Objectives:  Our aim was to empower the bedside nurse to select the appropriate support surface using a tool that concentrates on the Braden Scale subscale scores for moisture and mobility, in conjunction with a full nursing assessment. The guideline combines easy to follow pictograms with a priority ranked list for appropriate support surfaces. The flip side has photographs of the support surfaces and details how to obtain them, so that previously purchased equipment could be utilized.

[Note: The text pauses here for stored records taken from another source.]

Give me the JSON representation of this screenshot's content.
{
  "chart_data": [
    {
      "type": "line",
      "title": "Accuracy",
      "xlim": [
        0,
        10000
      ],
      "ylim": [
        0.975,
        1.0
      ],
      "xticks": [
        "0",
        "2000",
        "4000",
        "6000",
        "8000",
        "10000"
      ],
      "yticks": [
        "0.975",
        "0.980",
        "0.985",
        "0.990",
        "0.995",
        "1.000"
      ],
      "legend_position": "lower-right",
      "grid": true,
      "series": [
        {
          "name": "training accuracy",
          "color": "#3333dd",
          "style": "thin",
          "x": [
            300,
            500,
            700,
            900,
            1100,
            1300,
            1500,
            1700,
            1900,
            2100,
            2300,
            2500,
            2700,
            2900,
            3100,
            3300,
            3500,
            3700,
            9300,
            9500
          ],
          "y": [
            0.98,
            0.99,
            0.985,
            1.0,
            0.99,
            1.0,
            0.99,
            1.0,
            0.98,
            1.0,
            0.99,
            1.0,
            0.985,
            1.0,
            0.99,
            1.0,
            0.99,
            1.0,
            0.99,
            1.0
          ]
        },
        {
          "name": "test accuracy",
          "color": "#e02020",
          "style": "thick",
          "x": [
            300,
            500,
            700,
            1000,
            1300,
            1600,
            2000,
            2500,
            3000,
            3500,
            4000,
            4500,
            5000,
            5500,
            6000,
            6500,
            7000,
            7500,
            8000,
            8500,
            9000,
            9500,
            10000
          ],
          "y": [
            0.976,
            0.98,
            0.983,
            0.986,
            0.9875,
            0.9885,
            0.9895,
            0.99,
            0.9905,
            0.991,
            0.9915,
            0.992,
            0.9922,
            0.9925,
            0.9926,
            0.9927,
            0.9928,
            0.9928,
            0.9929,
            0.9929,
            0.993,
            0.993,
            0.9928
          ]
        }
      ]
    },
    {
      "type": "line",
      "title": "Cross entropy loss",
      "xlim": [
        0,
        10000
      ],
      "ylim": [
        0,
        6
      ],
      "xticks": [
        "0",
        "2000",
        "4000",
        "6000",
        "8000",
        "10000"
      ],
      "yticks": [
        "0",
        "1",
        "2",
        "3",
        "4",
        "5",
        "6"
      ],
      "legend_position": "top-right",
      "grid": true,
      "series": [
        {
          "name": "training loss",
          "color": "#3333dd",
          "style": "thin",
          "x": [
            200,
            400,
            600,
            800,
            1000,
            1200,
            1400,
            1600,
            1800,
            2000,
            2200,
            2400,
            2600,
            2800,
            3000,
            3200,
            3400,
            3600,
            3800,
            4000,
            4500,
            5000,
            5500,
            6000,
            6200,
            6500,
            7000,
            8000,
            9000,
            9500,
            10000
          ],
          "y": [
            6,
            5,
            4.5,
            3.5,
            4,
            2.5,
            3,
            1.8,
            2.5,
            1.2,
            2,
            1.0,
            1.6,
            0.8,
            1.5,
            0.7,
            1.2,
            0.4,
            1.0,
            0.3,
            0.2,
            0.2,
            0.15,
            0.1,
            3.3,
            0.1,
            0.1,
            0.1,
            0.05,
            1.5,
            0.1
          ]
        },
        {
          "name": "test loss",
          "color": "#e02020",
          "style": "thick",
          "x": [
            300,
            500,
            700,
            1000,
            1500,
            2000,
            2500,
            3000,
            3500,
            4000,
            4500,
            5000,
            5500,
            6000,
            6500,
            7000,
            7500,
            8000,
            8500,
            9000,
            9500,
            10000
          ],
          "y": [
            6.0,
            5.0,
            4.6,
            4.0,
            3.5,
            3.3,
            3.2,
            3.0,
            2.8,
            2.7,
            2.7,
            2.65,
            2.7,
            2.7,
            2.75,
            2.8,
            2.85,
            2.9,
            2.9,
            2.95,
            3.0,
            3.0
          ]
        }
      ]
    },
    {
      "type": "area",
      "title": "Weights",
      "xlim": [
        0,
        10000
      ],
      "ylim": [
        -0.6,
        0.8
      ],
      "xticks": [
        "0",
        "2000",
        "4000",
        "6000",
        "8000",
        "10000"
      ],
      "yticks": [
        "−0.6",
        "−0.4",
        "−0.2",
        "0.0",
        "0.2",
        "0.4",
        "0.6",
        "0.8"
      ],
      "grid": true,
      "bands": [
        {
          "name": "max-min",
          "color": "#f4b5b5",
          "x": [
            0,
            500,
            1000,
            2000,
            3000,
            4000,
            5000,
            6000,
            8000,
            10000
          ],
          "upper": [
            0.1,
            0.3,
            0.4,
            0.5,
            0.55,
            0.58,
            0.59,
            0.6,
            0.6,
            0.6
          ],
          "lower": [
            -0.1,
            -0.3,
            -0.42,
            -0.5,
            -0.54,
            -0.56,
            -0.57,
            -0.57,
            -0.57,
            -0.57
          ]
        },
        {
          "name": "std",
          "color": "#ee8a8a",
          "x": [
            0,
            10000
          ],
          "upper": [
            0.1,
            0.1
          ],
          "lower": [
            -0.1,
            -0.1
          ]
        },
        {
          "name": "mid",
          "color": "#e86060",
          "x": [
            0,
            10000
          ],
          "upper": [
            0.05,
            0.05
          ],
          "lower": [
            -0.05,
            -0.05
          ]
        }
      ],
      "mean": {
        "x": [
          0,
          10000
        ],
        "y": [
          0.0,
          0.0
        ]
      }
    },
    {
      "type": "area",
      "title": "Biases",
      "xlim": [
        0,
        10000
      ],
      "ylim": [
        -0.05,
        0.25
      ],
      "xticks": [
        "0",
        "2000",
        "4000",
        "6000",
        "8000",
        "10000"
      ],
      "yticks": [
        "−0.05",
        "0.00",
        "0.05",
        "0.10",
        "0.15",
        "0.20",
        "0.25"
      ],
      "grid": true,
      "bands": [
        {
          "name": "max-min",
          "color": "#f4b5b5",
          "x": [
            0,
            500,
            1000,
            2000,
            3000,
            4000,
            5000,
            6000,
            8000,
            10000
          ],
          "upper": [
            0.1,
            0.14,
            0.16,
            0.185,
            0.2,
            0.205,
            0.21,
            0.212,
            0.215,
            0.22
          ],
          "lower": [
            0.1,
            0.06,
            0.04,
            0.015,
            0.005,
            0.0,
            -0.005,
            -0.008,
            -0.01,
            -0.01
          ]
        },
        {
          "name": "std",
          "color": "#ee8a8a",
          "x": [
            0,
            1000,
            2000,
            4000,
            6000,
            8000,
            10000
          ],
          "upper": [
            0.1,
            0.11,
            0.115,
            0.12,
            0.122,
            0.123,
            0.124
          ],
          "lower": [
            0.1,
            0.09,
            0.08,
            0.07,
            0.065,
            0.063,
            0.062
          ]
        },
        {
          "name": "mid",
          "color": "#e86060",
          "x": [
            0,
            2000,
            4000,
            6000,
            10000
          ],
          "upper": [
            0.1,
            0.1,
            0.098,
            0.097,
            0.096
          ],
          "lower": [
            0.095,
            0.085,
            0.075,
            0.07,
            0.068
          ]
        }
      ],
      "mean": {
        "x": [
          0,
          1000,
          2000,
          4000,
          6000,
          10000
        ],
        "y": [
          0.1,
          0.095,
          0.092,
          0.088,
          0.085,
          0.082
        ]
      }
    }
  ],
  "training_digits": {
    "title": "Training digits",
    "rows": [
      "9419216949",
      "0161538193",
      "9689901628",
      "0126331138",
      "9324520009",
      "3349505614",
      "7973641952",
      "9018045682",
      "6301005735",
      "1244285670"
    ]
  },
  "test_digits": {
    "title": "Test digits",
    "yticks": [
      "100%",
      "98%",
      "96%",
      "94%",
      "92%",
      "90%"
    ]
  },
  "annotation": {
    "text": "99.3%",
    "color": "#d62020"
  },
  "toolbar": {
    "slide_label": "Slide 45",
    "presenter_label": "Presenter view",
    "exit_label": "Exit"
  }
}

Outcome:  The bedside nurse is now enabled to select the correct surface based on evidence.  Support surface usage (including rentals) was monitored and evaluated and a cost increase was identified, despite utilizing already purchased equipment.  This increase was attributed to the proactive procurement of support surfaces and providing best practice.  The increase also confirmed the necessity for more advanced surfaces, particularly in the critical care areas and trials for capital purchase were begun.